Donc nous sommes tenus à l'imitation personnelle de Notre-Seigneur, dans sa manière d'opérer avec les âmes, dans ses rapports avec son Père, dans ses pensées, ses travaux, tous les actes de sa vie. Aimez Notre-Seigneur, aimez sa volonté, comme il aimait celle de son Père, suivez ses ordres comme il suivait et respectait les ordres de son Père. Etudiez avec lui. Oh! N’étudiez jamais seuls, mais avec lui, la lumière du monde, l'intelligence du Père.

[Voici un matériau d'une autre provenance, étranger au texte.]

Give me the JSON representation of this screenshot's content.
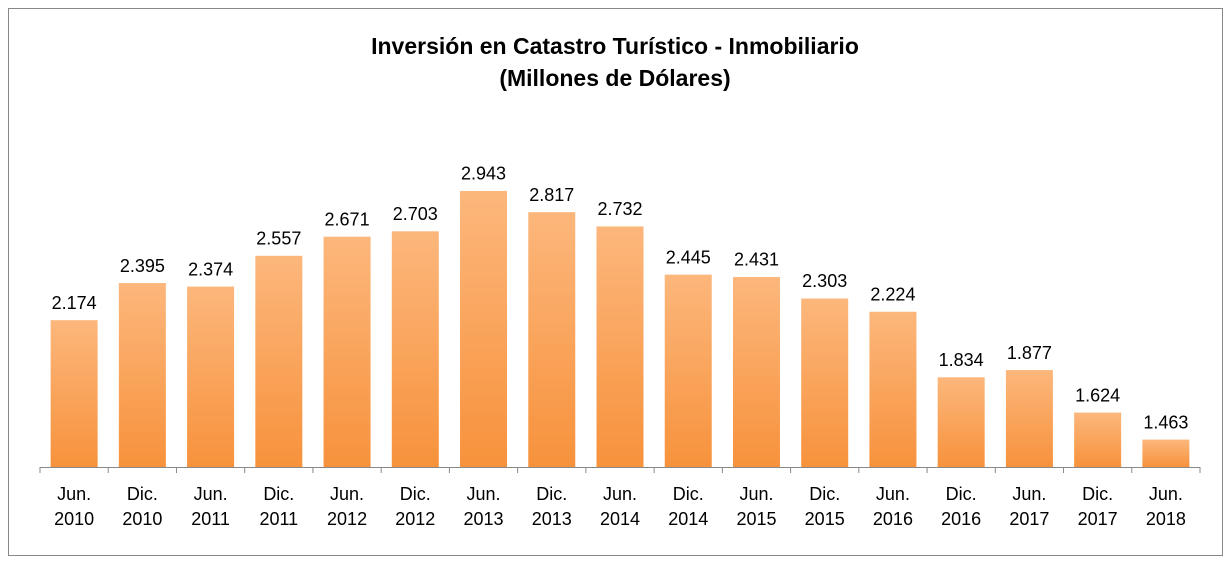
{
  "chart_data": {
    "type": "bar",
    "title": [
      "Inversión en Catastro Turístico - Inmobiliario",
      "(Millones de Dólares)"
    ],
    "categories": [
      [
        "Jun.",
        "2010"
      ],
      [
        "Dic.",
        "2010"
      ],
      [
        "Jun.",
        "2011"
      ],
      [
        "Dic.",
        "2011"
      ],
      [
        "Jun.",
        "2012"
      ],
      [
        "Dic.",
        "2012"
      ],
      [
        "Jun.",
        "2013"
      ],
      [
        "Dic.",
        "2013"
      ],
      [
        "Jun.",
        "2014"
      ],
      [
        "Dic.",
        "2014"
      ],
      [
        "Jun.",
        "2015"
      ],
      [
        "Dic.",
        "2015"
      ],
      [
        "Jun.",
        "2016"
      ],
      [
        "Dic.",
        "2016"
      ],
      [
        "Jun.",
        "2017"
      ],
      [
        "Dic.",
        "2017"
      ],
      [
        "Jun.",
        "2018"
      ]
    ],
    "values": [
      2174,
      2395,
      2374,
      2557,
      2671,
      2703,
      2943,
      2817,
      2732,
      2445,
      2431,
      2303,
      2224,
      1834,
      1877,
      1624,
      1463
    ],
    "value_labels": [
      "2.174",
      "2.395",
      "2.374",
      "2.557",
      "2.671",
      "2.703",
      "2.943",
      "2.817",
      "2.732",
      "2.445",
      "2.431",
      "2.303",
      "2.224",
      "1.834",
      "1.877",
      "1.624",
      "1.463"
    ],
    "color": [
      "#fcb77c",
      "#f7923c"
    ],
    "ylim": [
      1300,
      3300
    ]
  }
}
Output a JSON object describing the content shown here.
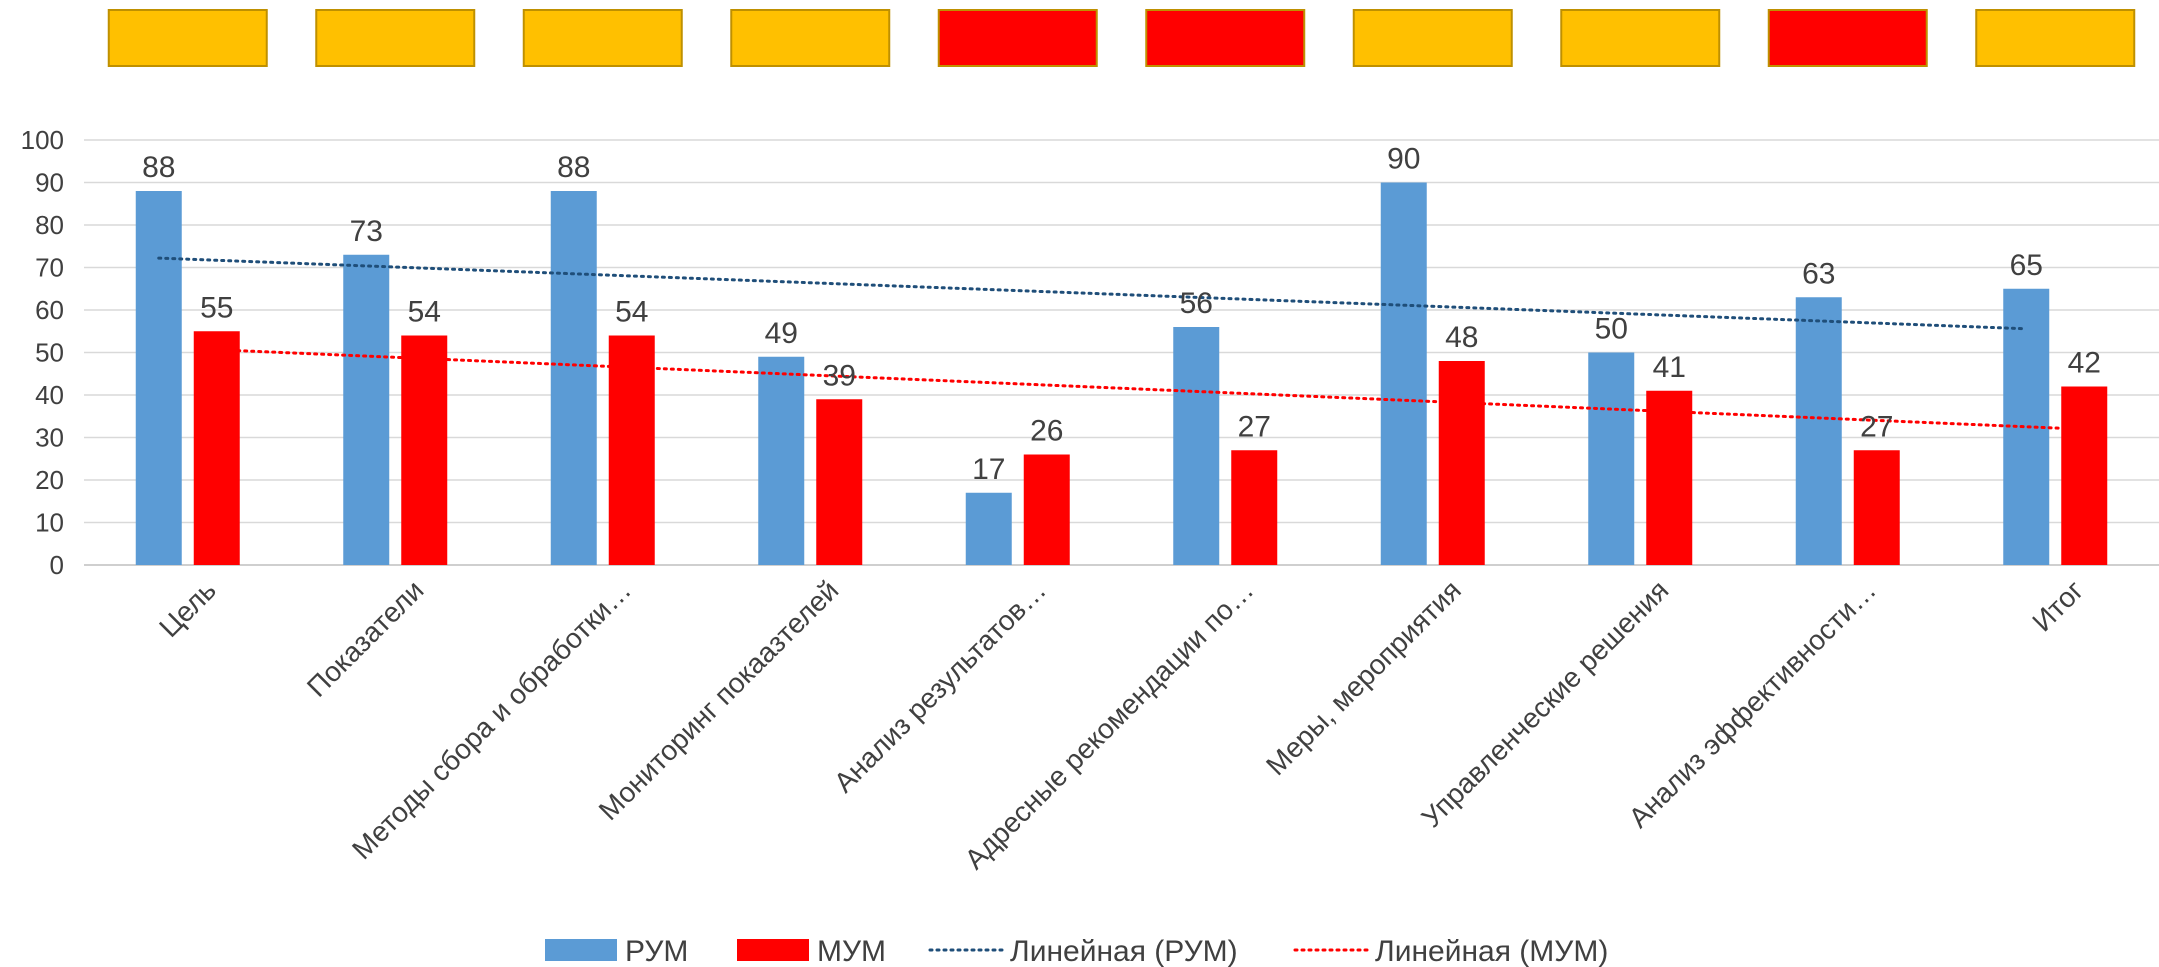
{
  "chart_data": {
    "type": "bar",
    "categories": [
      "Цель",
      "Показатели",
      "Методы сбора и обработки…",
      "Мониторинг покаазтелей",
      "Анализ результатов…",
      "Адресные рекомендации по…",
      "Меры, мероприятия",
      "Управленческие решения",
      "Анализ эффективности…",
      "Итог"
    ],
    "series": [
      {
        "name": "РУМ",
        "color": "#5B9BD5",
        "values": [
          88,
          73,
          88,
          49,
          17,
          56,
          90,
          50,
          63,
          65
        ]
      },
      {
        "name": "МУМ",
        "color": "#FF0000",
        "values": [
          55,
          54,
          54,
          39,
          26,
          27,
          48,
          41,
          27,
          42
        ]
      }
    ],
    "trendlines": [
      {
        "name": "Линейная (РУМ)",
        "color": "#1F4E79",
        "style": "dotted",
        "of_series": "РУМ"
      },
      {
        "name": "Линейная (МУМ)",
        "color": "#FF0000",
        "style": "dotted",
        "of_series": "МУМ"
      }
    ],
    "ylim": [
      0,
      100
    ],
    "yticks": [
      "0",
      "10",
      "20",
      "30",
      "40",
      "50",
      "60",
      "70",
      "80",
      "90",
      "100"
    ],
    "grid": true,
    "legend_position": "bottom",
    "data_labels": true
  },
  "status_indicators": [
    {
      "color": "#FFC000"
    },
    {
      "color": "#FFC000"
    },
    {
      "color": "#FFC000"
    },
    {
      "color": "#FFC000"
    },
    {
      "color": "#FF0000"
    },
    {
      "color": "#FF0000"
    },
    {
      "color": "#FFC000"
    },
    {
      "color": "#FFC000"
    },
    {
      "color": "#FF0000"
    },
    {
      "color": "#FFC000"
    }
  ]
}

“Mais”, direz vous, “étudier ainsi la philosophie, la théologie, oui, mais le reste, les mathématiques, la grammaire, les langues?” Eh bien oui, étudiez de même le reste, les mathématiques, la grammaire, les langues. Est-il étranger à tout cela? N'en est-il pas l'inspirateur et le créateur? Et en voyant les immenses progrès des sciences de nos jours, n'en doit-on pas faire remonter les actions de grâces jusqu'à Jésus-Christ, lumière du monde? Donc, que vos études soient pieuses, que la prière les accompagne. Alors, comme elles sont bonnes, comme elles apportent la lumière!

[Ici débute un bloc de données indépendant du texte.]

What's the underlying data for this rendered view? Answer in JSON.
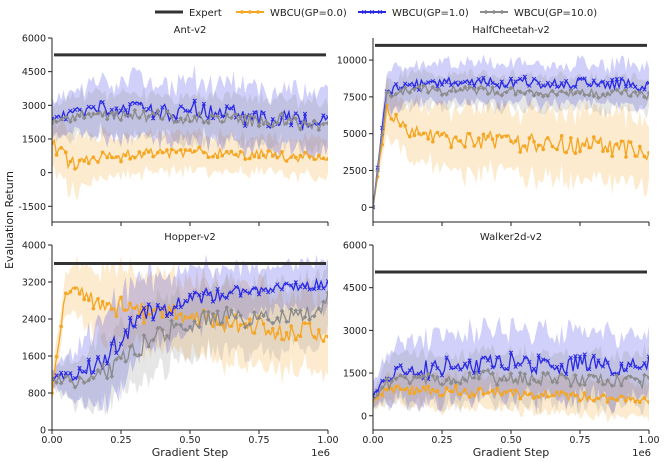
{
  "figure": {
    "ylabel": "Evaluation Return",
    "xlabel": "Gradient Step",
    "xscale_label": "1e6",
    "legend": [
      {
        "name": "Expert",
        "color": "#333333",
        "marker": "line"
      },
      {
        "name": "WBCU(GP=0.0)",
        "color": "#f5a623",
        "marker": "dot"
      },
      {
        "name": "WBCU(GP=1.0)",
        "color": "#2a2ae6",
        "marker": "cross"
      },
      {
        "name": "WBCU(GP=10.0)",
        "color": "#8c8c8c",
        "marker": "diamond"
      }
    ]
  },
  "chart_data": [
    {
      "type": "line",
      "title": "Ant-v2",
      "xlim": [
        0,
        1.0
      ],
      "ylim": [
        -2200,
        6000
      ],
      "xticks": [
        "0.00",
        "0.25",
        "0.50",
        "0.75",
        "1.00"
      ],
      "yticks": [
        -1500,
        0,
        1500,
        3000,
        4500,
        6000
      ],
      "expert": 5250,
      "series": [
        {
          "name": "WBCU(GP=0.0)",
          "x": [
            0,
            0.05,
            0.1,
            0.15,
            0.2,
            0.25,
            0.3,
            0.35,
            0.4,
            0.45,
            0.5,
            0.55,
            0.6,
            0.65,
            0.7,
            0.75,
            0.8,
            0.85,
            0.9,
            0.95,
            1.0
          ],
          "values": [
            1300,
            600,
            450,
            650,
            700,
            700,
            800,
            900,
            900,
            850,
            950,
            900,
            850,
            850,
            800,
            800,
            800,
            700,
            700,
            800,
            600
          ],
          "spread": [
            900,
            1400,
            1300,
            1000,
            900,
            900,
            900,
            900,
            800,
            800,
            800,
            800,
            800,
            800,
            800,
            800,
            800,
            800,
            800,
            800,
            800
          ]
        },
        {
          "name": "WBCU(GP=1.0)",
          "x": [
            0,
            0.05,
            0.1,
            0.15,
            0.2,
            0.25,
            0.3,
            0.35,
            0.4,
            0.45,
            0.5,
            0.55,
            0.6,
            0.65,
            0.7,
            0.75,
            0.8,
            0.85,
            0.9,
            0.95,
            1.0
          ],
          "values": [
            2400,
            2500,
            2700,
            3000,
            2800,
            2600,
            2900,
            2800,
            2700,
            2600,
            2900,
            2800,
            2500,
            2700,
            2400,
            2500,
            2200,
            2500,
            2300,
            2400,
            2500
          ],
          "spread": [
            800,
            900,
            1000,
            1200,
            1200,
            1300,
            1300,
            1300,
            1300,
            1300,
            1300,
            1300,
            1300,
            1300,
            1300,
            1300,
            1300,
            1300,
            1300,
            1300,
            1300
          ]
        },
        {
          "name": "WBCU(GP=10.0)",
          "x": [
            0,
            0.05,
            0.1,
            0.15,
            0.2,
            0.25,
            0.3,
            0.35,
            0.4,
            0.45,
            0.5,
            0.55,
            0.6,
            0.65,
            0.7,
            0.75,
            0.8,
            0.85,
            0.9,
            0.95,
            1.0
          ],
          "values": [
            2200,
            2400,
            2500,
            2600,
            2600,
            2500,
            2700,
            2500,
            2600,
            2400,
            2500,
            2500,
            2300,
            2500,
            2300,
            2200,
            2300,
            2400,
            2200,
            2200,
            2100
          ],
          "spread": [
            700,
            800,
            900,
            1000,
            1000,
            1000,
            1000,
            1000,
            1000,
            1000,
            1000,
            1000,
            1000,
            1000,
            1000,
            1000,
            1000,
            1000,
            1000,
            1000,
            1000
          ]
        }
      ]
    },
    {
      "type": "line",
      "title": "HalfCheetah-v2",
      "xlim": [
        0,
        1.0
      ],
      "ylim": [
        -1000,
        11500
      ],
      "xticks": [
        "0.00",
        "0.25",
        "0.50",
        "0.75",
        "1.00"
      ],
      "yticks": [
        0,
        2500,
        5000,
        7500,
        10000
      ],
      "expert": 11000,
      "series": [
        {
          "name": "WBCU(GP=0.0)",
          "x": [
            0,
            0.05,
            0.1,
            0.15,
            0.2,
            0.25,
            0.3,
            0.35,
            0.4,
            0.45,
            0.5,
            0.55,
            0.6,
            0.65,
            0.7,
            0.75,
            0.8,
            0.85,
            0.9,
            0.95,
            1.0
          ],
          "values": [
            0,
            6500,
            5600,
            5100,
            4800,
            4600,
            4700,
            4500,
            4600,
            4400,
            4500,
            4300,
            4400,
            4200,
            4300,
            4100,
            4200,
            4000,
            4100,
            3900,
            3600
          ],
          "spread": [
            0,
            1500,
            1600,
            1800,
            2000,
            2100,
            2200,
            2200,
            2300,
            2300,
            2300,
            2300,
            2300,
            2300,
            2300,
            2300,
            2300,
            2300,
            2300,
            2300,
            2300
          ]
        },
        {
          "name": "WBCU(GP=1.0)",
          "x": [
            0,
            0.05,
            0.1,
            0.15,
            0.2,
            0.25,
            0.3,
            0.35,
            0.4,
            0.45,
            0.5,
            0.55,
            0.6,
            0.65,
            0.7,
            0.75,
            0.8,
            0.85,
            0.9,
            0.95,
            1.0
          ],
          "values": [
            0,
            7900,
            8200,
            8300,
            8400,
            8500,
            8400,
            8500,
            8600,
            8400,
            8500,
            8600,
            8400,
            8500,
            8400,
            8500,
            8400,
            8300,
            8400,
            8300,
            8100
          ],
          "spread": [
            0,
            1200,
            1300,
            1300,
            1300,
            1300,
            1300,
            1300,
            1300,
            1300,
            1300,
            1300,
            1300,
            1300,
            1300,
            1300,
            1300,
            1300,
            1300,
            1300,
            1300
          ]
        },
        {
          "name": "WBCU(GP=10.0)",
          "x": [
            0,
            0.05,
            0.1,
            0.15,
            0.2,
            0.25,
            0.3,
            0.35,
            0.4,
            0.45,
            0.5,
            0.55,
            0.6,
            0.65,
            0.7,
            0.75,
            0.8,
            0.85,
            0.9,
            0.95,
            1.0
          ],
          "values": [
            0,
            7600,
            7800,
            7900,
            8000,
            7900,
            8000,
            7900,
            8000,
            7800,
            7900,
            7800,
            7700,
            7800,
            7700,
            7800,
            7700,
            7600,
            7800,
            7700,
            7600
          ],
          "spread": [
            0,
            1000,
            1100,
            1100,
            1100,
            1100,
            1100,
            1100,
            1100,
            1100,
            1100,
            1100,
            1100,
            1100,
            1100,
            1100,
            1100,
            1100,
            1100,
            1100,
            1100
          ]
        }
      ]
    },
    {
      "type": "line",
      "title": "Hopper-v2",
      "xlim": [
        0,
        1.0
      ],
      "ylim": [
        0,
        4000
      ],
      "xticks": [
        "0.00",
        "0.25",
        "0.50",
        "0.75",
        "1.00"
      ],
      "yticks": [
        0,
        800,
        1600,
        2400,
        3200,
        4000
      ],
      "expert": 3600,
      "series": [
        {
          "name": "WBCU(GP=0.0)",
          "x": [
            0,
            0.05,
            0.1,
            0.15,
            0.2,
            0.25,
            0.3,
            0.35,
            0.4,
            0.45,
            0.5,
            0.55,
            0.6,
            0.65,
            0.7,
            0.75,
            0.8,
            0.85,
            0.9,
            0.95,
            1.0
          ],
          "values": [
            800,
            3000,
            3000,
            2800,
            2600,
            2700,
            2600,
            2500,
            2600,
            2500,
            2400,
            2500,
            2300,
            2400,
            2200,
            2300,
            2200,
            2100,
            2200,
            2100,
            1900
          ],
          "spread": [
            300,
            400,
            600,
            700,
            800,
            800,
            800,
            800,
            800,
            800,
            800,
            800,
            800,
            800,
            800,
            800,
            800,
            800,
            800,
            800,
            800
          ]
        },
        {
          "name": "WBCU(GP=1.0)",
          "x": [
            0,
            0.05,
            0.1,
            0.15,
            0.2,
            0.25,
            0.3,
            0.35,
            0.4,
            0.45,
            0.5,
            0.55,
            0.6,
            0.65,
            0.7,
            0.75,
            0.8,
            0.85,
            0.9,
            0.95,
            1.0
          ],
          "values": [
            1100,
            1200,
            1200,
            1400,
            1600,
            1900,
            2300,
            2500,
            2600,
            2700,
            2800,
            2900,
            2900,
            3000,
            3000,
            3000,
            3100,
            3100,
            3100,
            3100,
            3200
          ],
          "spread": [
            200,
            400,
            600,
            800,
            900,
            1000,
            900,
            800,
            700,
            700,
            600,
            600,
            600,
            500,
            500,
            500,
            500,
            500,
            500,
            500,
            500
          ]
        },
        {
          "name": "WBCU(GP=10.0)",
          "x": [
            0,
            0.05,
            0.1,
            0.15,
            0.2,
            0.25,
            0.3,
            0.35,
            0.4,
            0.45,
            0.5,
            0.55,
            0.6,
            0.65,
            0.7,
            0.75,
            0.8,
            0.85,
            0.9,
            0.95,
            1.0
          ],
          "values": [
            1100,
            1100,
            1000,
            1200,
            1300,
            1500,
            1700,
            1900,
            2100,
            2200,
            2300,
            2400,
            2400,
            2500,
            2400,
            2500,
            2400,
            2500,
            2500,
            2600,
            2800
          ],
          "spread": [
            200,
            400,
            500,
            700,
            800,
            800,
            800,
            800,
            800,
            700,
            700,
            700,
            700,
            700,
            700,
            700,
            700,
            700,
            700,
            700,
            700
          ]
        }
      ]
    },
    {
      "type": "line",
      "title": "Walker2d-v2",
      "xlim": [
        0,
        1.0
      ],
      "ylim": [
        -500,
        6000
      ],
      "xticks": [
        "0.00",
        "0.25",
        "0.50",
        "0.75",
        "1.00"
      ],
      "yticks": [
        0,
        1500,
        3000,
        4500,
        6000
      ],
      "expert": 5050,
      "series": [
        {
          "name": "WBCU(GP=0.0)",
          "x": [
            0,
            0.05,
            0.1,
            0.15,
            0.2,
            0.25,
            0.3,
            0.35,
            0.4,
            0.45,
            0.5,
            0.55,
            0.6,
            0.65,
            0.7,
            0.75,
            0.8,
            0.85,
            0.9,
            0.95,
            1.0
          ],
          "values": [
            500,
            900,
            1000,
            900,
            900,
            800,
            900,
            800,
            850,
            800,
            750,
            700,
            800,
            700,
            700,
            650,
            650,
            600,
            600,
            600,
            550
          ],
          "spread": [
            300,
            500,
            600,
            600,
            600,
            600,
            600,
            600,
            600,
            600,
            600,
            600,
            600,
            600,
            600,
            600,
            600,
            600,
            600,
            600,
            600
          ]
        },
        {
          "name": "WBCU(GP=1.0)",
          "x": [
            0,
            0.05,
            0.1,
            0.15,
            0.2,
            0.25,
            0.3,
            0.35,
            0.4,
            0.45,
            0.5,
            0.55,
            0.6,
            0.65,
            0.7,
            0.75,
            0.8,
            0.85,
            0.9,
            0.95,
            1.0
          ],
          "values": [
            700,
            1300,
            1600,
            1700,
            1600,
            1700,
            1800,
            1700,
            1900,
            1800,
            1900,
            1800,
            1800,
            1900,
            1700,
            1900,
            1800,
            1800,
            1700,
            1800,
            1900
          ],
          "spread": [
            400,
            800,
            1000,
            1100,
            1200,
            1200,
            1200,
            1200,
            1200,
            1200,
            1200,
            1200,
            1200,
            1200,
            1200,
            1200,
            1200,
            1200,
            1200,
            1200,
            1200
          ]
        },
        {
          "name": "WBCU(GP=10.0)",
          "x": [
            0,
            0.05,
            0.1,
            0.15,
            0.2,
            0.25,
            0.3,
            0.35,
            0.4,
            0.45,
            0.5,
            0.55,
            0.6,
            0.65,
            0.7,
            0.75,
            0.8,
            0.85,
            0.9,
            0.95,
            1.0
          ],
          "values": [
            600,
            1100,
            1300,
            1400,
            1300,
            1300,
            1400,
            1300,
            1400,
            1300,
            1400,
            1300,
            1300,
            1300,
            1200,
            1300,
            1200,
            1200,
            1300,
            1200,
            1200
          ],
          "spread": [
            300,
            700,
            800,
            900,
            900,
            900,
            900,
            900,
            900,
            900,
            900,
            900,
            900,
            900,
            900,
            900,
            900,
            900,
            900,
            900,
            900
          ]
        }
      ]
    }
  ]
}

Nous trouvons dans le Directoire le secret infaillible d'en arriver là. Le Directoire, j'en parle très souvent, mais n'est-ce pas un chef-d’œuvre de théologie et de philosophie, pour la direction de la vie surnaturelle? Avant saint François de Sales, qui a parlé ainsi? Personne. Les grands docteurs, saint Augustin, saint Chrysostome, saint Bernard ont bien adopté cette voie. Mais qui l'a formulée avec autant de plénitude et de précision que saint François de Sales, que l'auteur du Traité de l'Amour de Dieu? Personne, je le répète. Donc, apportez tout votre cœur à l'étude et à la pratique de votre Directoire.

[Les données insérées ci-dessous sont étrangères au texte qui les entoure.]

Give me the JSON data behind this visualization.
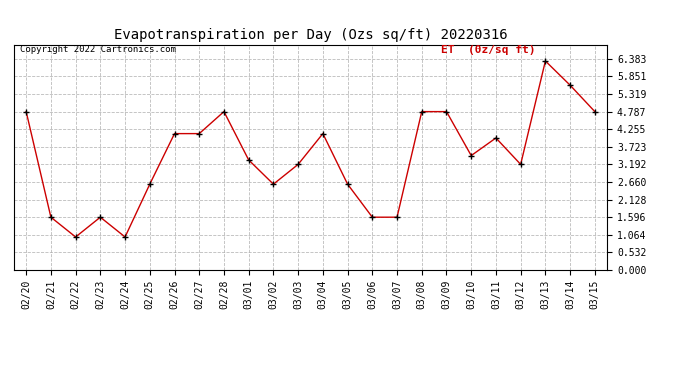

Est-ce assez? Non. Avez vous réfléchi, en lisant l'Evangile, pourquoi il revêt une forme si simple, si vulgaire même, disons le mot, dans sa manière d'enseigner? Comment Notre-Seigneur renferme le code le plus élevé et le plus complet de la morale sous la forme la plus facile à saisir, et en même temps en des expressions incontestables et incontestées? Tout le monde le peut comprendre. Or nous, Oblats, nous arrivons à une époque d'ignorance du Christianisme où les trois quarts des hommes ne connaissent plus les premiers éléments de la doctrine chrétienne. Ne ressemblent-ils pas à ces âmes que le Sauveur avait à évangéliser, dont il entendait les plaintes, dont il éclairait les doutes? Or, remarquez-le: en prêchant, Notre-Seigneur ne conteste pas, il affirme, et quand on proteste, il reprend son affirmation avec plus de force et de précision. Et qui donnait à sa doctrine sa force et sa puissance? L'onction, et surtout la sainteté du divin Maître. Nous autres, prêchons comme Notre-Seigneur et nous aurons la même puissance que lui: il l'a promis formellement: “En vérité, en vérité je vous le dis, celui qui croit en moi fera, lui aussi, les œuvres que je fais, et en fera même de plus grandes” (Jn 14:12). C'est par le Directoire que nous devenons semblables à Notre-Seigneur, que nous obtenons lumière et force pour annoncer la vérité.

Je désire me faire bien comprendre. Est-ce que j'entends qu'il n'est pas besoin de lire, d'étudier sa théologie? Oh! Non. À la base de toute étude, de tout enseignement il faut une doctrine sûre, des principes solides. Mais, cela posé, je dis que le meilleur moyen de convaincre notre auditoire, c'est notre sainteté personnelle et la simplicité de notre parole, proportionnée au talent et à la capacité des fidèles de l'auditoire. Ce n'est pas la méthode de contestation, c'est l'exposé clair, simple, charitable de la vérité. Voilà pourquoi l'Eglise nous protège. Il faut donc que les Oblats tiennent leur place dans l'Eglise et se rapprochent le plus possible de l'exemple de Notre-Seigneur, d'autant plus qu'à notre époque les ténèbres sont plus épaisses et la maladie demande des remèdes plus énergiques.

Et vous, mes amis, qui venez demander à l'Eglise de vous enchaîner par les liens si doux de la vie religieuse, demandez au Sauveur de vous faire entrer et de vous faire marcher dans cette voie, de vous faire comprendre ce que c'est que d'être Oblat, dévoué au service divin, à la vie et à la mort. Amen.